State-owned GOIL, the second-largest player in the downstream petroleum sector, led the reductions early this morning. The company cut the price of petrol from GH¢10.99 to GH¢9.99 per litre, while diesel was reduced from GH¢11.96 to GH¢11.21 per litre, effective 6:00 a.m.
In a circular issued today, GOIL said the price cuts are part of efforts to deliver added value to customers. The discounted prices apply at 150 selected service stations nationwide, while standard pump prices will remain in effect at other outlets.
GOIL explained that the initiative aligns with its mandate as a national energy company and its responsibility to support broader socio-economic objectives, particularly during the ongoing economic recovery.
Star Oil follows suit
Market leader Star Oil has also announced price reductions, effective 8:00 a.m. today. Petrol is now selling at GH¢9.97 per litre, while diesel has been reduced to GH¢10.97 per litre at most of its service stations across the country.
The company said the move forms part of its ongoing price-discount strategy. Sources close to Star Oil told JoyBusiness that the company welcomes the competition, describing it as healthy for the industry.
One source added that the developments strengthen calls for the National Petroleum Authority to abolish the price floor model, which prevents OMCs from selling fuel below a prescribed minimum price.
Several other OMCs have also indicated they will adjust pump prices from today, January 16, 2026.
Industry analysts say GOIL appears to be adopting a pricing strategy similar to Star Oil’s recent approach—one that has helped the market leader record strong growth in recent months.
Factors behind the price cuts
According to the Chamber of Oil Marketing Companies, the price reductions have been driven mainly by two factors: declining prices of finished petroleum products on the international market and the continued appreciation of the Ghana cedi against the US dollar.
Both factors, the Chamber noted, have “played an instrumental role in the projected price decreases at the pumps.”

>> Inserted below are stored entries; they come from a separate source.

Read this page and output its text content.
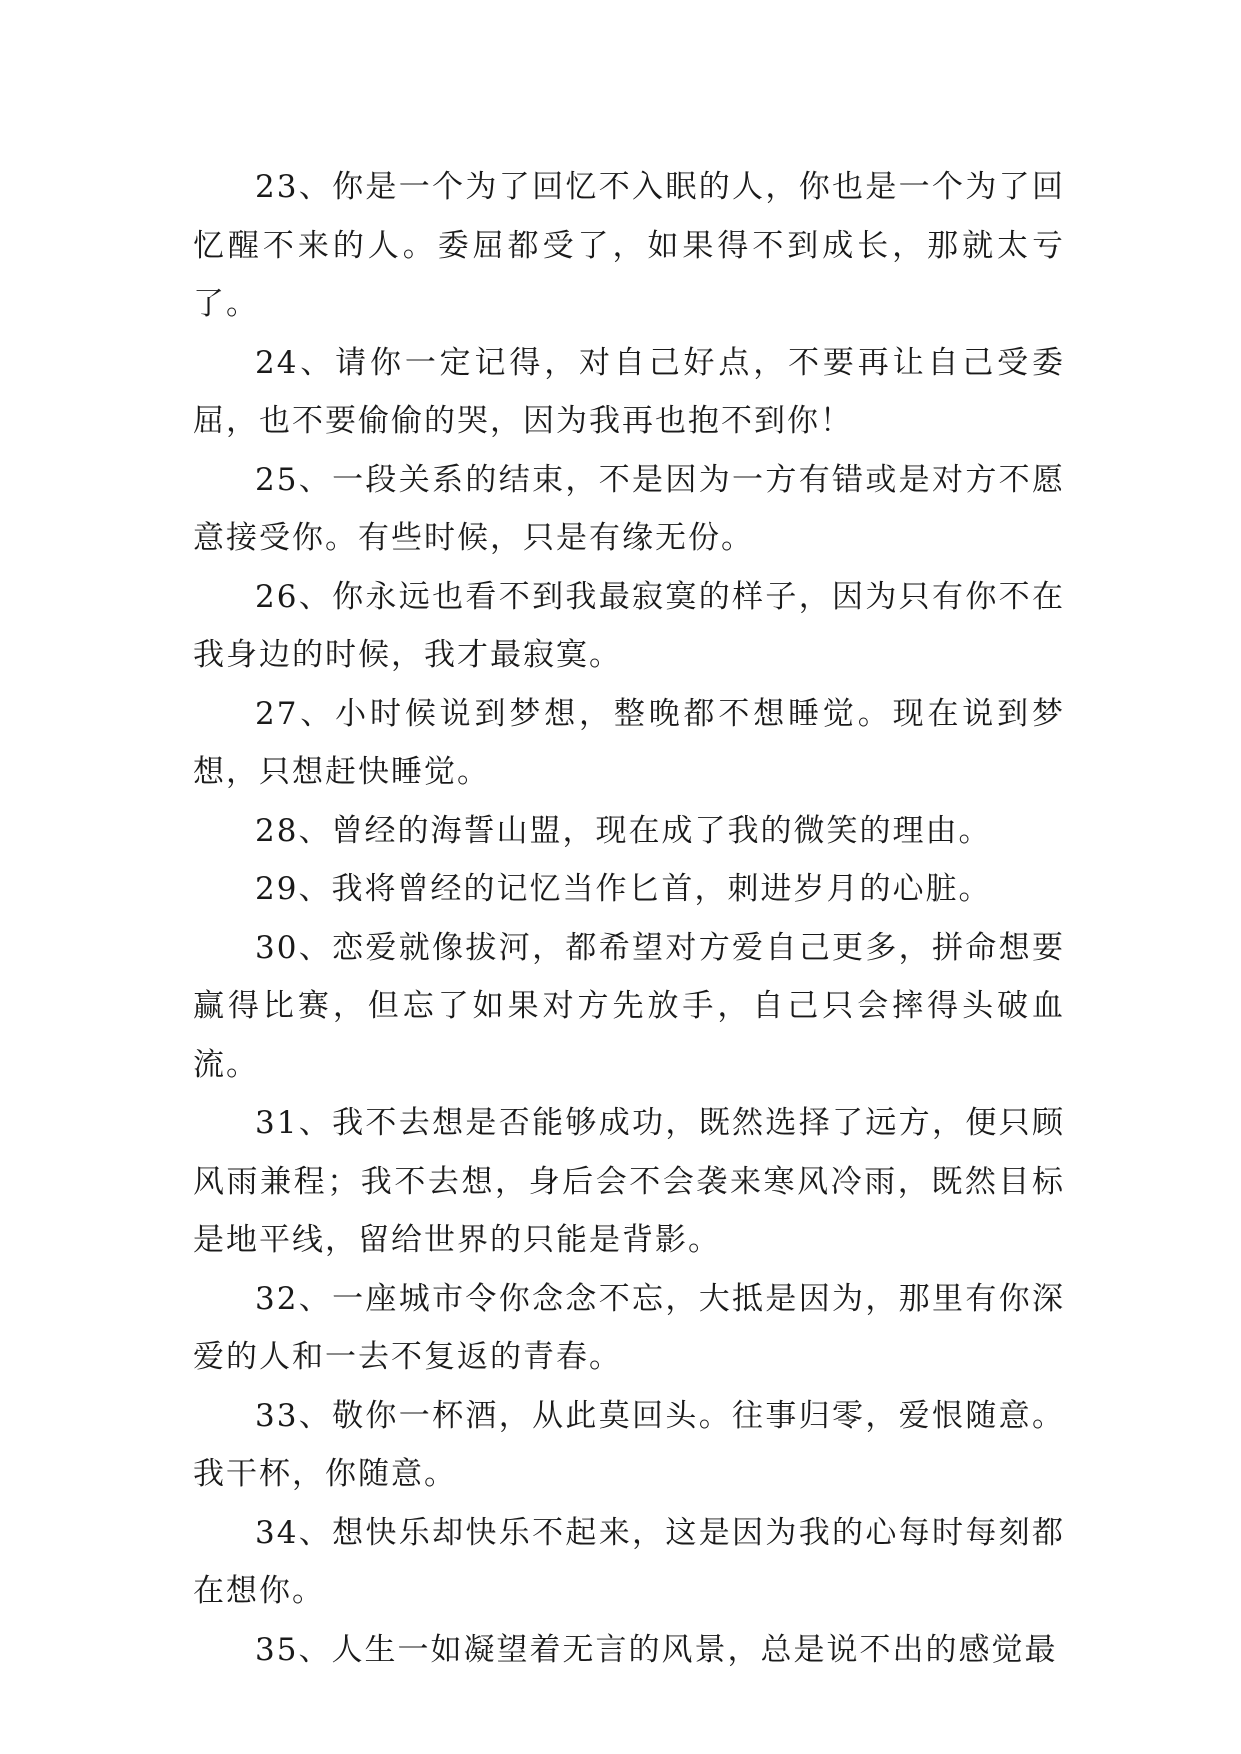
23、你是一个为了回忆不入眠的人，你也是一个为了回忆醒不来的人。委屈都受了，如果得不到成长，那就太亏了。

24、请你一定记得，对自己好点，不要再让自己受委屈，也不要偷偷的哭，因为我再也抱不到你！

25、一段关系的结束，不是因为一方有错或是对方不愿意接受你。有些时候，只是有缘无份。

26、你永远也看不到我最寂寞的样子，因为只有你不在我身边的时候，我才最寂寞。

27、小时候说到梦想，整晚都不想睡觉。现在说到梦想，只想赶快睡觉。

28、曾经的海誓山盟，现在成了我的微笑的理由。

29、我将曾经的记忆当作匕首，刺进岁月的心脏。

30、恋爱就像拔河，都希望对方爱自己更多，拼命想要赢得比赛，但忘了如果对方先放手，自己只会摔得头破血流。

31、我不去想是否能够成功，既然选择了远方，便只顾风雨兼程；我不去想，身后会不会袭来寒风冷雨，既然目标是地平线，留给世界的只能是背影。

32、一座城市令你念念不忘，大抵是因为，那里有你深爱的人和一去不复返的青春。

33、敬你一杯酒，从此莫回头。往事归零，爱恨随意。我干杯，你随意。

34、想快乐却快乐不起来，这是因为我的心每时每刻都在想你。

35、人生一如凝望着无言的风景，总是说不出的感觉最
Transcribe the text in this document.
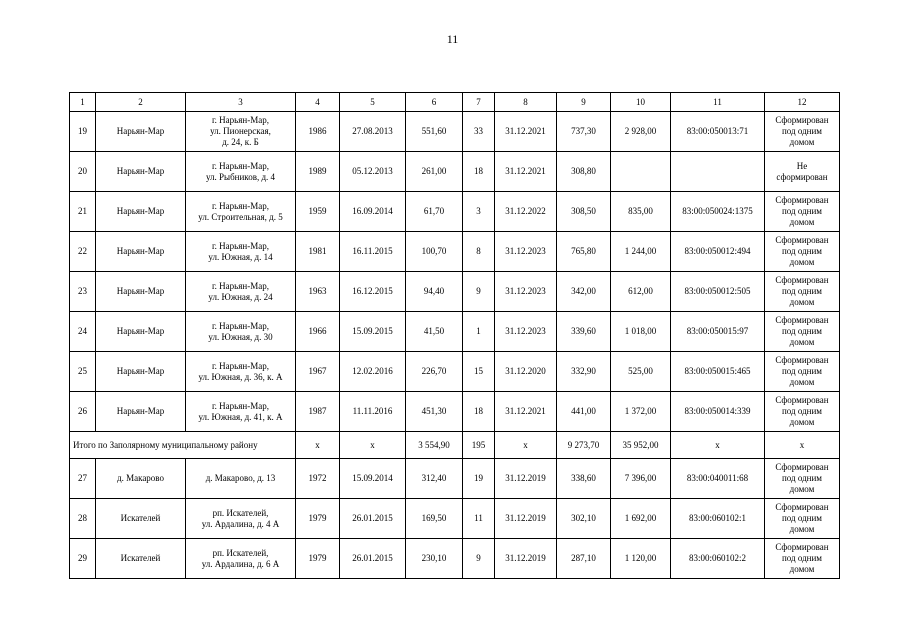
11
1	2	3	4	5	6	7	8	9	10	11	12
19	Нарьян-Мар	г. Нарьян-Мар,
ул. Пионерская,
д. 24, к. Б	1986	27.08.2013	551,60	33	31.12.2021	737,30	2 928,00	83:00:050013:71	Сформирован
под одним
домом

20	Нарьян-Мар	г. Нарьян-Мар,
ул. Рыбников, д. 4	1989	05.12.2013	261,00	18	31.12.2021	308,80			Не
сформирован

21	Нарьян-Мар	г. Нарьян-Мар,
ул. Строительная, д. 5	1959	16.09.2014	61,70	3	31.12.2022	308,50	835,00	83:00:050024:1375	Сформирован
под одним
домом

22	Нарьян-Мар	г. Нарьян-Мар,
ул. Южная, д. 14	1981	16.11.2015	100,70	8	31.12.2023	765,80	1 244,00	83:00:050012:494	Сформирован
под одним
домом

23	Нарьян-Мар	г. Нарьян-Мар,
ул. Южная, д. 24	1963	16.12.2015	94,40	9	31.12.2023	342,00	612,00	83:00:050012:505	Сформирован
под одним
домом

24	Нарьян-Мар	г. Нарьян-Мар,
ул. Южная, д. 30	1966	15.09.2015	41,50	1	31.12.2023	339,60	1 018,00	83:00:050015:97	Сформирован
под одним
домом

25	Нарьян-Мар	г. Нарьян-Мар,
ул. Южная, д. 36, к. А	1967	12.02.2016	226,70	15	31.12.2020	332,90	525,00	83:00:050015:465	Сформирован
под одним
домом

26	Нарьян-Мар	г. Нарьян-Мар,
ул. Южная, д. 41, к. А	1987	11.11.2016	451,30	18	31.12.2021	441,00	1 372,00	83:00:050014:339	Сформирован
под одним
домом

Итого по Заполярному муниципальному району			x	x	3 554,90	195	x	9 273,70	35 952,00	x	x
27	д. Макарово	д. Макарово, д. 13	1972	15.09.2014	312,40	19	31.12.2019	338,60	7 396,00	83:00:040011:68	Сформирован
под одним
домом

28	Искателей	рп. Искателей,
ул. Ардалина, д. 4 А	1979	26.01.2015	169,50	11	31.12.2019	302,10	1 692,00	83:00:060102:1	Сформирован
под одним
домом

29	Искателей	рп. Искателей,
ул. Ардалина, д. 6 А	1979	26.01.2015	230,10	9	31.12.2019	287,10	1 120,00	83:00:060102:2	Сформирован
под одним
домом
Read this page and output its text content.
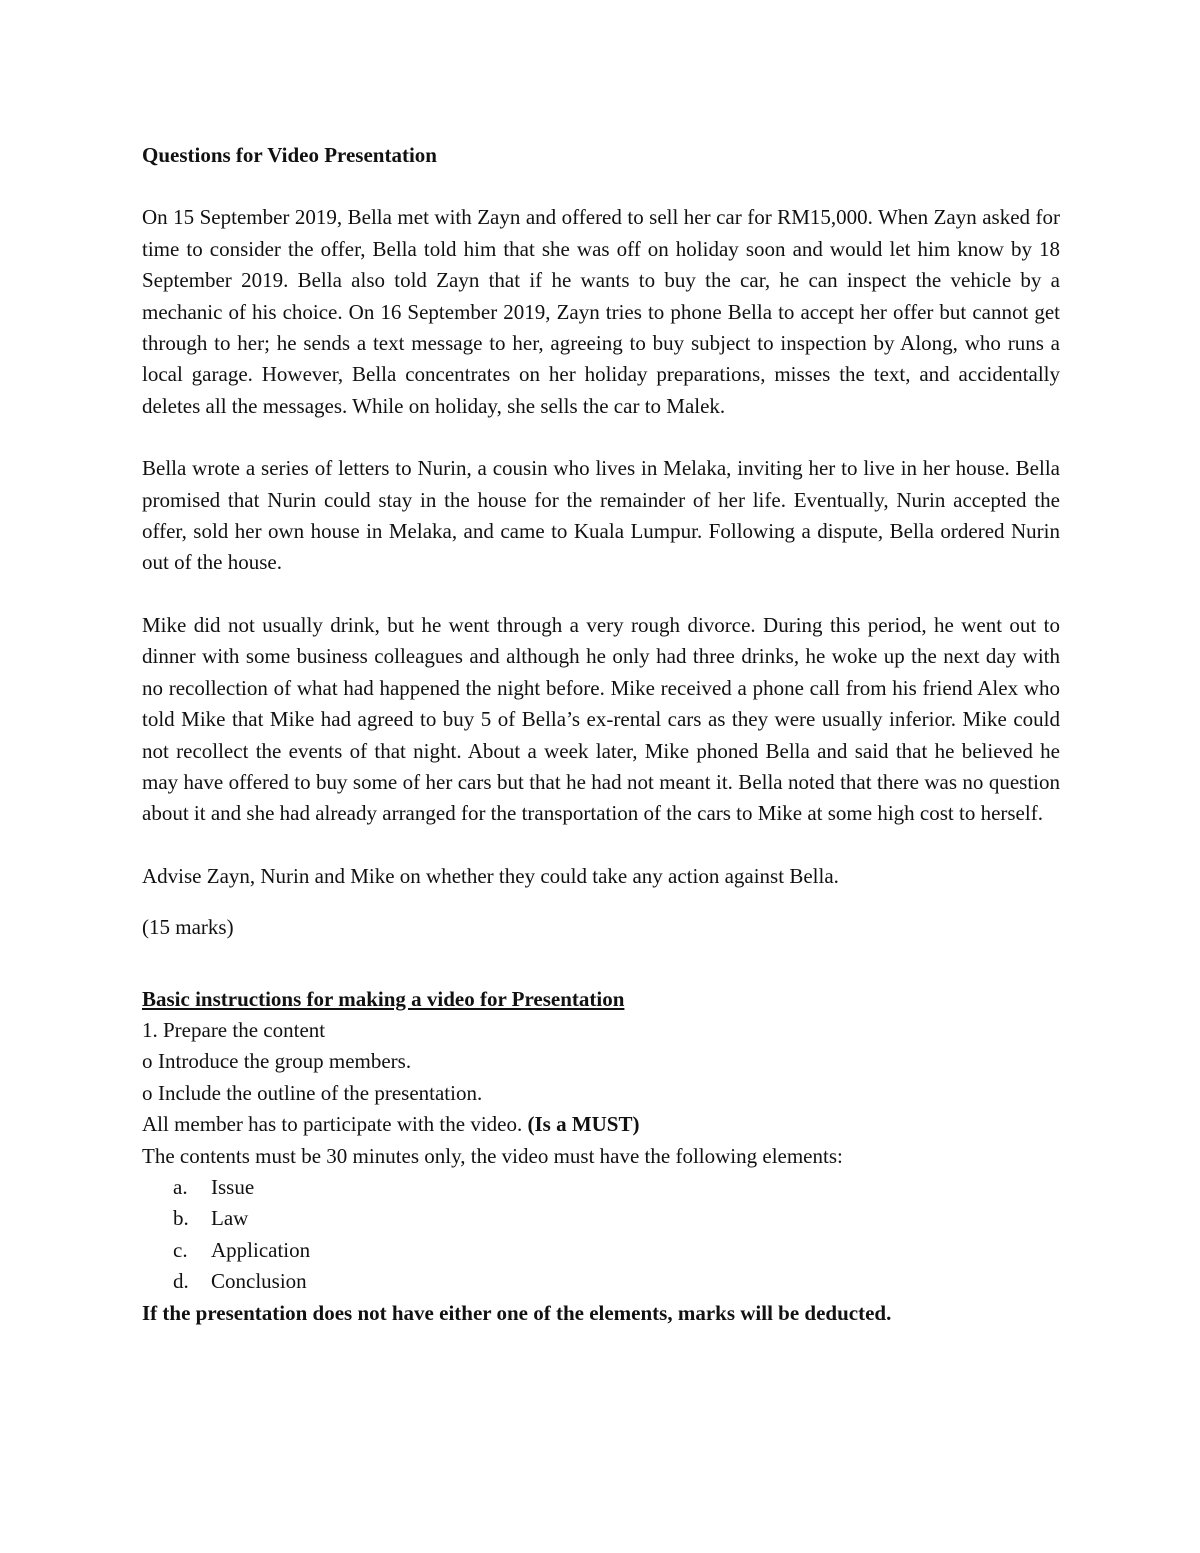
Questions for Video Presentation

On 15 September 2019, Bella met with Zayn and offered to sell her car for RM15,000. When Zayn asked for time to consider the offer, Bella told him that she was off on holiday soon and would let him know by 18 September 2019. Bella also told Zayn that if he wants to buy the car, he can inspect the vehicle by a mechanic of his choice. On 16 September 2019, Zayn tries to phone Bella to accept her offer but cannot get through to her; he sends a text message to her, agreeing to buy subject to inspection by Along, who runs a local garage. However, Bella concentrates on her holiday preparations, misses the text, and accidentally deletes all the messages. While on holiday, she sells the car to Malek.

Bella wrote a series of letters to Nurin, a cousin who lives in Melaka, inviting her to live in her house. Bella promised that Nurin could stay in the house for the remainder of her life. Eventually, Nurin accepted the offer, sold her own house in Melaka, and came to Kuala Lumpur. Following a dispute, Bella ordered Nurin out of the house.

Mike did not usually drink, but he went through a very rough divorce. During this period, he went out to dinner with some business colleagues and although he only had three drinks, he woke up the next day with no recollection of what had happened the night before. Mike received a phone call from his friend Alex who told Mike that Mike had agreed to buy 5 of Bella’s ex-rental cars as they were usually inferior. Mike could not recollect the events of that night. About a week later, Mike phoned Bella and said that he believed he may have offered to buy some of her cars but that he had not meant it. Bella noted that there was no question about it and she had already arranged for the transportation of the cars to Mike at some high cost to herself.

Advise Zayn, Nurin and Mike on whether they could take any action against Bella.

(15 marks)

Basic instructions for making a video for Presentation

1. Prepare the content

o Introduce the group members.

o Include the outline of the presentation.

All member has to participate with the video. (Is a MUST)

The contents must be 30 minutes only, the video must have the following elements:

a.	Issue
b.	Law
c.	Application
d.	Conclusion

If the presentation does not have either one of the elements, marks will be deducted.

While crude oil prices recorded a marginal increase, the Chamber’s market report indicated that petrol and diesel prices fell due to global oversupply. Petrol prices were projected to decline by between 1.26 per cent and 2.30 per cent, while diesel was expected to fall by up to 2.10 per cent. Liquefied Petroleum Gas (LPG) prices are also projected to drop by as much as 5.09 per cent.
Meanwhile, the Ghana cedi strengthened significantly against major currencies in the new year. For the January 16, 2026 pricing window, the cedi appreciated from GH¢11.52 to GH¢10.90, representing a gain of 5.71 per cent.
Databank Research has suggested that potential foreign exchange pressures on the cedi will be contained by the gradual rollout of the US$1 billion allocation for January under the Bank of Ghana’s FX Intermediation Programme.
This marks the second reduction in petroleum product prices at the pumps so far this month.